By Claudie Benjamin

They had all been students at Columbia University’s historic preservation program. And, today Jay Shockley, Ken Lustbader, Andrew Dolkart, and Amanda Davis are all notables in the field of historic preservation scholarship. As founders in 2015 of the NYC LGBT Historic Sites Project, they have identified hundreds of sites around NYC’s five boroughs that have LGBT relevance.  

The founders all participate in decisions about which sites are included, they divvy up who writes about which site, and then the group reviews each piece. Each one may choose to write about a building they know well or one that represents a challenge to delve into the depth of New York history as the project includes sites from the 17th Century to the year 2000. The group has written the stories of 439 of these places, which are posted online. In their database, there are several hundred more to go.

Shockley worked as a staff member of the New York City Landmarks Preservation Commission for 35 years. His richly detailed reports on buildings under consideration by Landmarks for landmark status are extraordinarily evocative. For example, reading Shockley’s 2007 report on the 104th Street Automat, you can almost imagine walking into the Automat at 104thStreet and Broadway, taking in the customers from varied walks of life and enjoying all the ingenious design elements of the Automat and its Art Deco style from the dolphin coffee spouts to the glorious terra cotta ornamentation on the building’s facade. 
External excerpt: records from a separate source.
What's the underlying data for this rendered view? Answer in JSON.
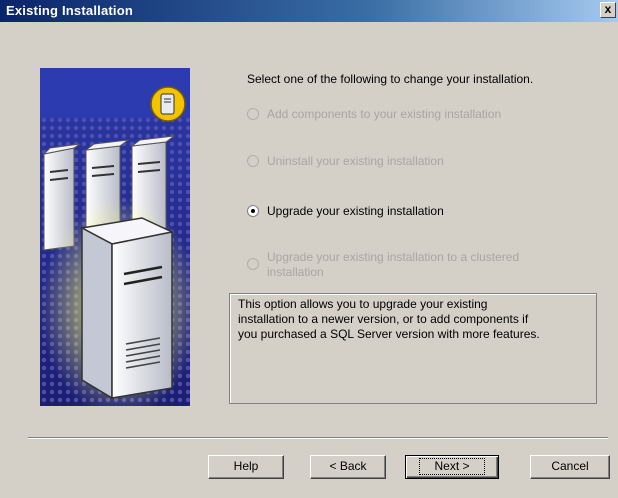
{
  "window": {
    "title": "Existing Installation",
    "close_glyph": "x"
  },
  "instruction": "Select one of the following to change your installation.",
  "options": [
    {
      "label": "Add components to your existing installation",
      "enabled": false,
      "selected": false
    },
    {
      "label": "Uninstall your existing installation",
      "enabled": false,
      "selected": false
    },
    {
      "label": "Upgrade your existing installation",
      "enabled": true,
      "selected": true
    },
    {
      "label_line1": "Upgrade your existing installation to a clustered",
      "label_line2": "installation",
      "enabled": false,
      "selected": false
    }
  ],
  "description": {
    "line1": "This option allows you to upgrade your existing",
    "line2": "installation to a newer version, or to add components if",
    "line3": "you purchased a SQL Server version with more features."
  },
  "buttons": {
    "help": "Help",
    "back": "< Back",
    "next": "Next >",
    "cancel": "Cancel"
  },
  "colors": {
    "title_gradient_start": "#0a246a",
    "dialog_face": "#d4d0c8",
    "art_background": "#1f2a8a",
    "badge_yellow": "#f2c400"
  },
  "icons": {
    "badge": "server-document-icon",
    "servers": "server-towers-icon"
  }
}
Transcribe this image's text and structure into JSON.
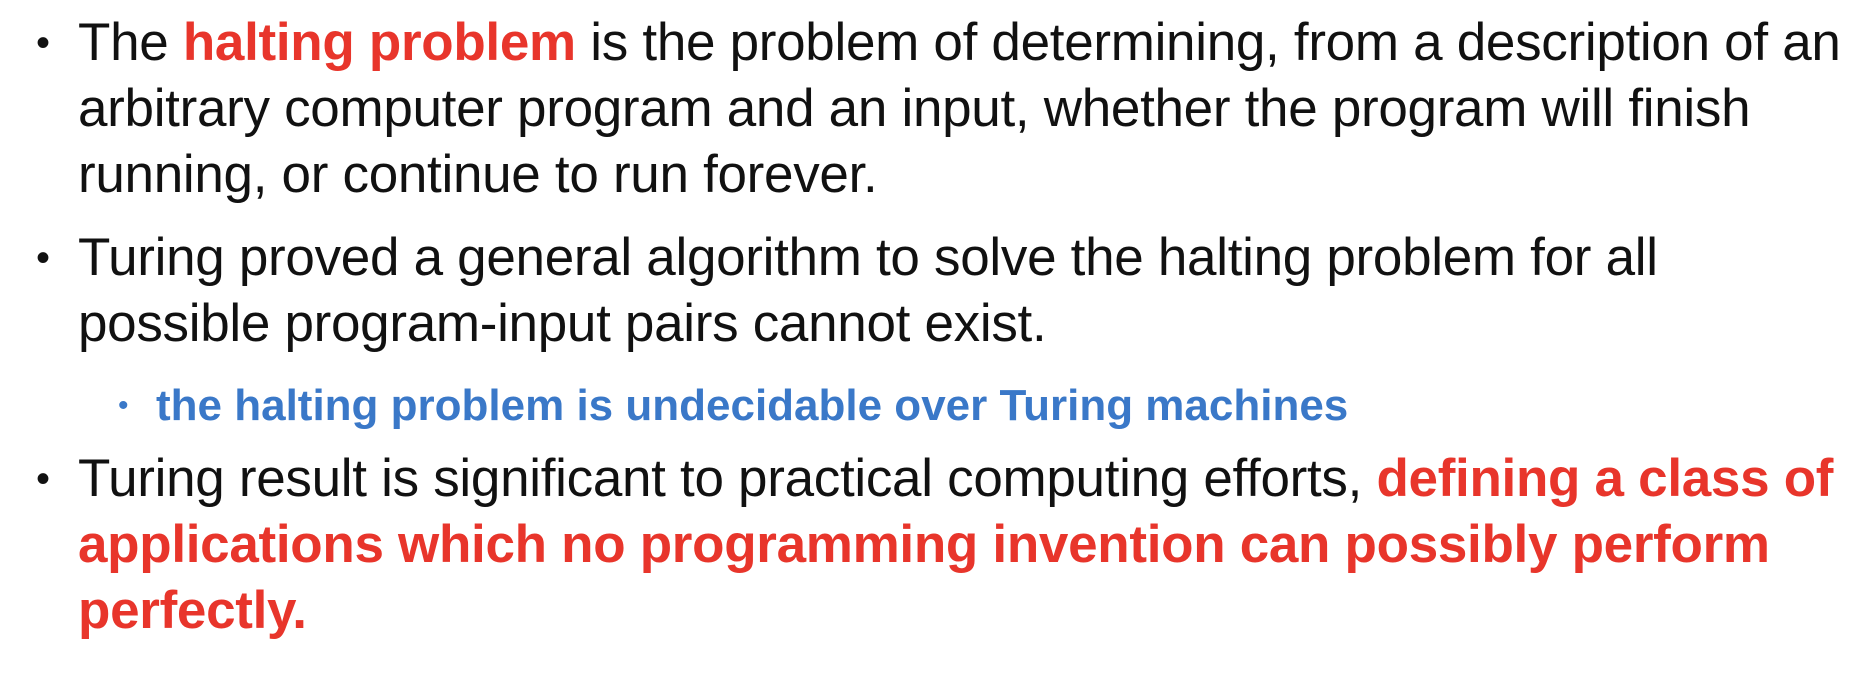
{
  "bullets": [
    {
      "pre": "The ",
      "highlight": "halting problem",
      "post": " is the problem of determining, from a description of an arbitrary computer program and an input, whether the program will finish running, or continue to run forever."
    },
    {
      "text": "Turing proved a general algorithm to solve the halting problem for all possible program-input pairs cannot exist.",
      "sub": "the halting problem is undecidable over Turing machines"
    },
    {
      "pre": "Turing result is significant to practical computing efforts, ",
      "highlight": "defining a class of applications which no programming invention can possibly perform perfectly."
    }
  ],
  "colors": {
    "highlight": "#e8352b",
    "sub_bullet": "#3a78c8",
    "text": "#111111"
  }
}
Minus wait staff and supervisory managers, the Automat was known to appeal to people of all ages, lifestyles, and ethnicities. It was popular for mink coat-wearing matrons, high school students and the homeless, or those with nowhere to go apart from single rooms with no kitchen. The Automat, like other cafeterias of the time, was also a meeting place for Gays who could feel comfortable and mostly free of harassment. While no specific photos or memorabilia tie the 104th Street Automat to Gay customers, substantial information about Automats in Philadelphia and New York City strongly suggests that here too, it was a venue that was attractive to blue-collar and low-paid workers who were gay, according to Shockley.  

Shockley first spoke with Lisa Hurwitz, filmmaker of the acclaimed documentary “The Automat,” when she was still a student and then again some years later in 2022, for a showing of the film at the Church of St. Paul the Apostle and St. Andrew. He was pleased that she had integrated all the most important points from his report into her film.  In relation to the NYC LGBT Historic Sites Project, the founders are always on a quest for more information about specific places. Regarding the 104th Street Automat, the group anticipates the possibility of evidence in old police files for any indication of problematic activity. Also, more generally, Shockley said that anyone with information about a NYC site that has a connection to gay life is encouraged to send a draft for the group to review. “They should know they will have four editors,” he said.

Shockley, originally from Baltimore, came to the city to go to Columbia in 1978. The 104th Street Automat, built in 1930, had already been closed for nearly 20 years. He had been to Automats as a child on family visits to relatives that included taking in a movie and show at Radio City Music Hall, followed by dinner at a nearby Automat. “I loved it for all the reasons people say they loved Automats,” he said, noting that it was the nickels to be placed into slots to magically unlock little doors that opened on pies and sandwiches that drew his attention rather than the food itself.

Later, as a scholar writing a report on the Automat, he came to admire its outstanding terracotta ornamentation that is very similar to the work of the famous architectural terracotta master Rene Paul Chambellan.

Today, Shockley marvels that the Upper West Side still has two Automats whose basic exterior fabric has remained intact: The former 104th Street Automat and the one-time Automat on West 72nd Street are among very few vestiges of a marvelously inventive creation.